According to the news published in MyRepublica, on paper, we are an agricultural country, with 68 percent of the population dependent on it. In reality, the country has to import large quantities of cereals, vegetables and fruits it consumes. The main reason is the drastic reduction in the output of our farms, thanks to the massive outmigration of young people to work abroad, who would otherwise be tilling their fields. With no food grains, and even fewer vegetables and fruits grown locally, the unhealthy instant noodles are all rage in our villages. Widespread flooding this August in Tarai-Madhes, the country’s traditional ‘bread basket’, decimated what little was growing in the fields. Since these foods have to travel long distances to arrive at Nepali markets, the prices of daily consumables like fruits and vegetables are also increasing alarmingly.

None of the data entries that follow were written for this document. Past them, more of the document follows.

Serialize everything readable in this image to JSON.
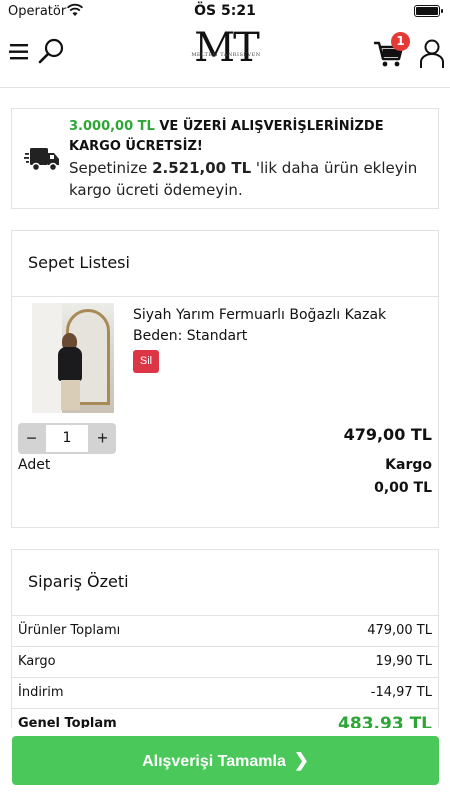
{
  "status_bar": {
    "carrier": "Operatör",
    "time": "ÖS 5:21"
  },
  "header": {
    "logo_mark": "MT",
    "logo_subtitle": "MELTEM TANRISEVEN",
    "cart_count": "1",
    "icons": [
      "menu-icon",
      "search-icon",
      "cart-icon",
      "user-icon"
    ]
  },
  "shipping": {
    "threshold": "3.000,00 TL",
    "headline": " VE ÜZERİ ALIŞVERİŞLERİNİZDE KARGO ÜCRETSİZ!",
    "prefix": "Sepetinize ",
    "remaining": "2.521,00 TL",
    "suffix": " 'lik daha ürün ekleyin kargo ücreti ödemeyin.",
    "icon": "truck-icon"
  },
  "cart": {
    "title": "Sepet Listesi",
    "items": [
      {
        "name": "Siyah Yarım Fermuarlı Boğazlı Kazak",
        "size": "Beden: Standart",
        "delete_label": "Sil",
        "quantity": "1",
        "quantity_label": "Adet",
        "price": "479,00 TL",
        "shipping_label": "Kargo",
        "shipping_value": "0,00 TL"
      }
    ]
  },
  "summary": {
    "title": "Sipariş Özeti",
    "rows": [
      {
        "label": "Ürünler Toplamı",
        "value": "479,00 TL"
      },
      {
        "label": "Kargo",
        "value": "19,90 TL"
      },
      {
        "label": "İndirim",
        "value": "-14,97 TL"
      },
      {
        "label": "Genel Toplam",
        "value": "483,93 TL"
      }
    ]
  },
  "checkout": {
    "label": "Alışverişi Tamamla"
  },
  "colors": {
    "accent_green": "#4ac95a",
    "text_green": "#2ea636",
    "danger": "#dc3545",
    "badge": "#e53935"
  }
}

According to a recent survey of World Food Programme, the prices of daily edibles in Nepal, assuming comparable incomes, are among the highest in the world. Food items in Nepal are nearly twice as pricey compared to Pakistan and three times as pricey compared to India. Nepali economists attribute such inflated food prices to easy money from remittance and increase in wage rates, thanks to an acute labour shortage. The risk is that soon a big segment of the population—26.1 percent of the youth aged 15-29, for instance, is unemployed—could be priced out of the Nepali food market. The country is still far way off from having a famine. But, with the current level of food inflation, cases of under-nutrition and malnutrition could steadily increase, significantly impacting the health and wellbeing of millions of Nepalese.
According to the news published in The Express Tribune, the Global Nutrition Report 2017 — which tracks global nutrition targets including national progress against globally agreed targets for maternal, infant and young child nutrition (MIYCN) — showed that Nepal 13.1 per cent on nutrition interventions.

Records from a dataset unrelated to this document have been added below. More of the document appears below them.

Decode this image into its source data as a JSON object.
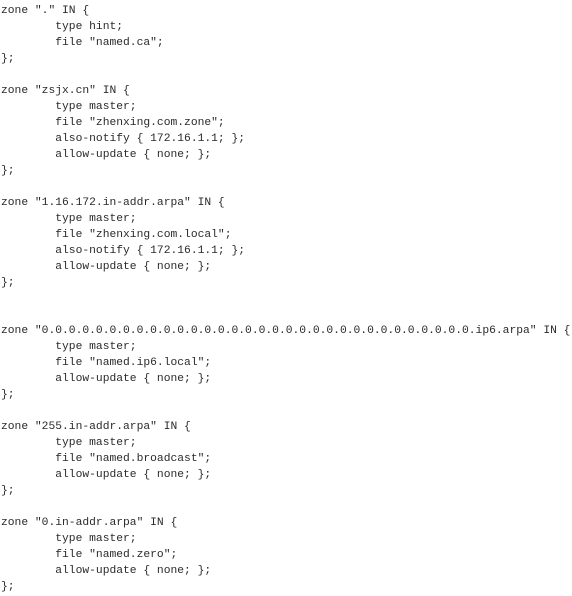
{
  "lines": [
    "zone \".\" IN {",
    "        type hint;",
    "        file \"named.ca\";",
    "};",
    "",
    "zone \"zsjx.cn\" IN {",
    "        type master;",
    "        file \"zhenxing.com.zone\";",
    "        also-notify { 172.16.1.1; };",
    "        allow-update { none; };",
    "};",
    "",
    "zone \"1.16.172.in-addr.arpa\" IN {",
    "        type master;",
    "        file \"zhenxing.com.local\";",
    "        also-notify { 172.16.1.1; };",
    "        allow-update { none; };",
    "};",
    "",
    "",
    "zone \"0.0.0.0.0.0.0.0.0.0.0.0.0.0.0.0.0.0.0.0.0.0.0.0.0.0.0.0.0.0.0.0.ip6.arpa\" IN {",
    "        type master;",
    "        file \"named.ip6.local\";",
    "        allow-update { none; };",
    "};",
    "",
    "zone \"255.in-addr.arpa\" IN {",
    "        type master;",
    "        file \"named.broadcast\";",
    "        allow-update { none; };",
    "};",
    "",
    "zone \"0.in-addr.arpa\" IN {",
    "        type master;",
    "        file \"named.zero\";",
    "        allow-update { none; };",
    "};"
  ]
}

The report’s analysis shows that 88 per cent of countries face a serious burden of either two or three forms of malnutrition – childhood stunting, anaemia in women of reproductive age and or overweight adult women.
Moreover, it notes that no country in the world is on track to meet targets to reduce anaemia among women of reproductive age, with the number of anaemic women actually increasing since 2012. In the 140 countries studied, the report found ‘significant burdens’ of three important forms of malnutrition used as an indicator of broader trends including childhood stunting — children too short for their age due to lack of nutrients, suffering irreversible damage to brain capacity; anaemia in women of reproductive age — a serious condition that can have long-term health impacts for mother and child; and overweight adult women — a rising concern as women are disproportionately affected by the global obesity epidemic.

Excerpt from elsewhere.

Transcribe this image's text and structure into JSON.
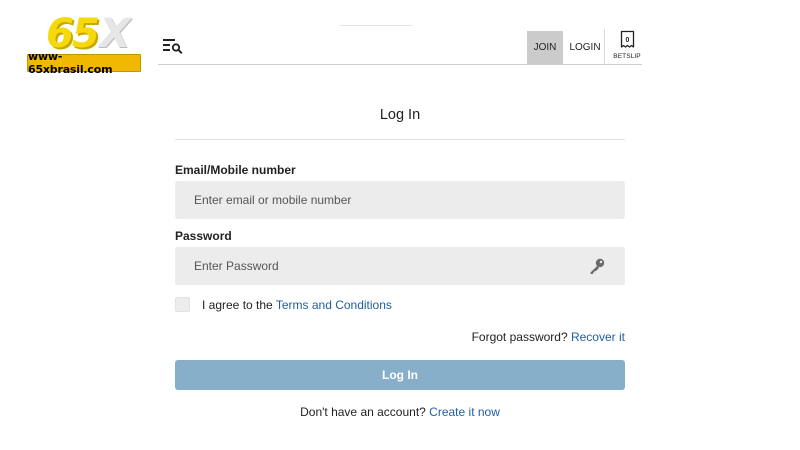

Through five areas including sustainable food production, strong systems of infrastructure, health systems, equity and inclusion, peace and stability, the report finds that improving nutrition can have a powerful multiplier effect across the SDGs. Indeed, it indicates that it will be a challenge to achieve any SDG without addressing nutrition.
According to the news published in Kathmandu Tribune, delegates from 56 member countries around the globe took part in the five-day long meeting that saw deliberations on the situation of food production, demand and supply of food, reasons behind hunger and the state of world hunger and possible ways to minimize them at the International Council Meeting of the Food-first information and Action Network (FIAN).
National Human Rights Commission Spokesperson, Mohna Ansari emphasized on the need to increase the access of people to natural and productive resources for a decent living, and to ensure right to food.
Himalayan Association Cultural Nepal, an organisation formed by the Nepali people living in Portugal has provided financial help to two sons of Shyamlal Sunar from Rolpa. The decision was based on the widely covered news of the malnourished children, by the National news committee during the nutrition week in Baishak. The money has been handed over to Chief of Rolpa Municipality and Ward member of ward number 4, Rolpa municipality together.
A total of 61,500 rupees was provided. Total 5000 rupees will be used on a monthly basis for the treatment of the malnourished children. The organization has stated that if the fund is utilised properly they will provide additional support. Shyamlal had taken his sons to the nutrition rehab centre in Dang with the help of different agencies, where his sons stayed for 2 months. Sunar was very happy with the improvement of the health of his sons but upon arriving home, he found that his wife was not there. It has been nine months since his wife left him and his children. He is now in stress as there is no one at the house to take care of his children. If he stays home, he won’t be able to work and they will not have food to eat.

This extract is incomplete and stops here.